Так, он воплотил в музыке некоторые страницы Библии, почти ничего не изменив в них, — например, ту бессмертную сцену, когда Иосиф открывается братьям, когда он, после всего пережитого, изнемогая от волнения и любви, шепчет слова, которые без слез не мог читать в старости Толстой:
«Я больше не могу… Я — Иосиф. Жив ли еще отец мой? Я брат ваш, ваш давно потерянный брат. Я — Иосиф…»
Прекрасная свободная связь Франсуазы и Кристофа не могла быть прочной. Правда, им случалось ощущать вместе полноту жизни, но они были слишком разными людьми и при этом одинаково несдержанными, что вызывало частые столкновения.
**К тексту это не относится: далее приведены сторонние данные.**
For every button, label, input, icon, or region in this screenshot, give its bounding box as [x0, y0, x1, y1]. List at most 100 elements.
Эти столкновения никогда не доходили до грубости: Кристоф уважал Франсуазу. А Франсуаза, хоть и могла быть жестокой, но ни за что на свете не причинила бы зла тем, кто был добр к ней. К тому же оба они обладали чувством юмора. Франсуаза первая смеялась над собой. И вместе с тем не переставала терзаться, не могла изжить свою страсть к прежнему любовнику, не могла забыть этого подлеца, — ей было мучительно такое унижение, а еще больше — мысль, что Кристоф догадывается об ее тайне.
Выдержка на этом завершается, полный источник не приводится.